Namun, waktu memiliki cara yang sulit dipahami. Momen itu berlalu begitu cepat, dan engkau, Octavia, perlahan menghilang dalam kehidupan yang penuh dengan jalanan tak terduga. Keheningan menghantui langkah-langkahku setelah kita berpisah. Apa yang bisa kukatakan pada senja yang sudah pergi? Tak ada jawaban selain kenangan yang terus berputar dalam pikiran, seperti bayangmu yang menari riang di sepanjang waktu kita bersama.

Waktu, bagiku, adalah sebuah perhentian yang penuh dengan rasa, dan aku merasakannya begitu mendalam setiap kali aku mengingatmu. Rentetan waktu yang kita lalui adalah kehilangan yang tak pernah bisa kembali. Semua itu hanya menyisakan kisah-kasih rasa yang entah mengapa sulit untuk dilupakan.

Octavia, kehadiranmu adalah pernak-pernik indah yang menghiasi setiap detik dalam hidupku. Seperti bunga yang tumbuh di antara kerikil, engkau membawa keindahan yang membuatku ingin mengabadikan setiap momen bersamamu. Namun, aku hanya bisa mengagumi dari kejauhan, seperti seorang penikmat seni yang tak mampu menyentuh karya yang ada di depannya.

Aku mengenalmu lebih dalam melalui cerita dari Maria, sahabatmu yang selalu mengingatkan akan kebaikanmu. Engkau datang ke kota karang untuk menempuh pendidikan, sebuah impian yang begitu besar, yang engkau raih dengan kerja keras dan tekad yang luar biasa. Di tengah keterbatasan yang ada, engkau adalah contoh bagi banyak orang, terutama bagi para perempuan yang bermimpi untuk meraih mimpi yang lebih. Engkau mahir dalam bahasa asing, suatu kemampuan yang membuatmu semakin dikenal, bukan hanya di kampus, tetapi juga di hati orang-orang yang mencintaimu, meski aku hanya diam mengagumimu dari kejauhan.

Ada rasa yang tumbuh dalam diriku, sebuah rasa yang tak mampu kuungkapkan. Aku takut akan kehilangan persahabatan kita, takut jika rasa ini merusak apa yang sudah ada di antara kita. Tapi, entah kenapa, setiap kali aku melihatmu, hatiku berdebar lebih kencang. Rasa ini bukan sekadar rasa sesaat, tapi sebuah perasaan yang tumbuh dalam diam, mengakar dalam sanubari, meskipun aku tak pernah mengungkapkannya padamu.

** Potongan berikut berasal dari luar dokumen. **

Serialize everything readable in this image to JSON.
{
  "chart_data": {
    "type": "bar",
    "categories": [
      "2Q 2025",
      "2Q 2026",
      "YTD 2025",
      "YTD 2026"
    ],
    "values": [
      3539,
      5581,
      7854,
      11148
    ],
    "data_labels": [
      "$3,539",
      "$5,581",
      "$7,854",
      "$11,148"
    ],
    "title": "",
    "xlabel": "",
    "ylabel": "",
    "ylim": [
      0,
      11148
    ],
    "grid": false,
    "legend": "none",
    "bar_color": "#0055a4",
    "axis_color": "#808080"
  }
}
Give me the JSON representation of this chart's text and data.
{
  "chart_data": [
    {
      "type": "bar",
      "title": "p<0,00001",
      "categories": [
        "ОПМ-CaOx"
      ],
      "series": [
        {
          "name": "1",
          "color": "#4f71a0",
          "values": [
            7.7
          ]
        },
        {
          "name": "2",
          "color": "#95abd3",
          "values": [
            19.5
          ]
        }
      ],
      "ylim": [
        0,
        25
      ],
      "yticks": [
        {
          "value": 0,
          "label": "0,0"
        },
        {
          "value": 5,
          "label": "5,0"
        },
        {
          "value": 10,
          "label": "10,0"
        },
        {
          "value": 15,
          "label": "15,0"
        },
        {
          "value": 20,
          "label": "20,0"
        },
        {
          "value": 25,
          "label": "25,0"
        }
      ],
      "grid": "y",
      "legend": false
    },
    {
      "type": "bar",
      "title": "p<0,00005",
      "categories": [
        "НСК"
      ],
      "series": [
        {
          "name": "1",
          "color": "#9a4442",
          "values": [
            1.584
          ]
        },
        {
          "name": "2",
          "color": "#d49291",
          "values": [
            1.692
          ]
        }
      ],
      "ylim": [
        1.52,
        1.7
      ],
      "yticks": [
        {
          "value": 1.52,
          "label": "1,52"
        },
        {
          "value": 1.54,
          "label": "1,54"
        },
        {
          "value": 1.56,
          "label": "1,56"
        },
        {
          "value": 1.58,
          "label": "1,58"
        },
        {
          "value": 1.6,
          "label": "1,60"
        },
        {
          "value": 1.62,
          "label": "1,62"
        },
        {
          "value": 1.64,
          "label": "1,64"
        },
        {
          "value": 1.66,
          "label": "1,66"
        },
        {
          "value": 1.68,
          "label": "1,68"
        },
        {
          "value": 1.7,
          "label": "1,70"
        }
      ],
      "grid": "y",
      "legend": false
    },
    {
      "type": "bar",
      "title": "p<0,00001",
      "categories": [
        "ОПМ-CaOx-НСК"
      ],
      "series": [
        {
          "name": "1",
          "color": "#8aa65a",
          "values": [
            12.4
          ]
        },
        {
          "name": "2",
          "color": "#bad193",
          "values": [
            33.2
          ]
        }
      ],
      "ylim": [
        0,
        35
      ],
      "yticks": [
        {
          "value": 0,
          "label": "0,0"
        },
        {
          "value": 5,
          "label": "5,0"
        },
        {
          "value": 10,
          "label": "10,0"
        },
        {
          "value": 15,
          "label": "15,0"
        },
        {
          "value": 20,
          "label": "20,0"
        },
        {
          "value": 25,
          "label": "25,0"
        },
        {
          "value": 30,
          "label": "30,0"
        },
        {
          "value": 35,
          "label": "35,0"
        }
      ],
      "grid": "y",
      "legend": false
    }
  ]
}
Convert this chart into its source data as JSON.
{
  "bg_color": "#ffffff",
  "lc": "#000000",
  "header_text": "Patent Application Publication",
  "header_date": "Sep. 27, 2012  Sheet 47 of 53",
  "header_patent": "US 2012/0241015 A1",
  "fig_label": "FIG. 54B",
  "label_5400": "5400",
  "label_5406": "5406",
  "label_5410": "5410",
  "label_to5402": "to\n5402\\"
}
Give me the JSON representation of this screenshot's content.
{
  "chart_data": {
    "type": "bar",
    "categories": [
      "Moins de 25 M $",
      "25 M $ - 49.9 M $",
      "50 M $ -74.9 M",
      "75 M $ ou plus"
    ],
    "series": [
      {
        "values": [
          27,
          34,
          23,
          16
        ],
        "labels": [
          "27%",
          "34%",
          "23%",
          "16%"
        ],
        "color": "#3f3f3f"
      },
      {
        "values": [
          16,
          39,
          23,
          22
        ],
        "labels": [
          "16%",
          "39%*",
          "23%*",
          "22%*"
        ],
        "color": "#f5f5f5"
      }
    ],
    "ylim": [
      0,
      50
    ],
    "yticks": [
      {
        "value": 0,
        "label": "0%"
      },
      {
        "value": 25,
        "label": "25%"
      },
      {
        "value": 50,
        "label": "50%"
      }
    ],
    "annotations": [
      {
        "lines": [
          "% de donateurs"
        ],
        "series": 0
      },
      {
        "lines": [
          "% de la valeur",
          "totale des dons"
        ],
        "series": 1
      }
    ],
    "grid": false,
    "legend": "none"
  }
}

Lalu waktu berlalu, dan aku tak lagi mendengar kabar darimu. Nomormu tak kunjung memberi balasan, dan aku hanya bisa terdiam, seperti menunggu di ujung waktu yang tak pasti. Hingga akhirnya, Maria memberitahuku bahwa engkau sudah masuk biara. Ketika aku mendengar kabar itu, hatiku remuk. Semua harapan yang pernah tumbuh seakan dihantam gelombang yang tak bisa kuhindari.

Aku sadar, Octavia, bahwa aku hanya seorang penikmat, bukan pemilik. Aku hanya bisa mengagumi keindahan yang ada padamu, tanpa bisa memilikimu. Keputusanmu untuk mengabdikan diri pada Tuhan adalah jalan yang harus kuhormati, meskipun itu berarti aku harus melepaskanmu.

Aku hanya bisa mengenang setiap jejak yang kita tinggalkan, setiap percakapan yang pernah ada di antara kita, setiap senyum yang engkau berikan, dan setiap detakan waktu yang terhenti ketika kita bersama. Kini, di saat-saat sunyi ini, aku belajar untuk memahami bahwa cinta bukan selalu tentang memiliki, tapi tentang memberi ruang bagi orang yang kita cintai untuk menjadi siapa mereka sebenarnya.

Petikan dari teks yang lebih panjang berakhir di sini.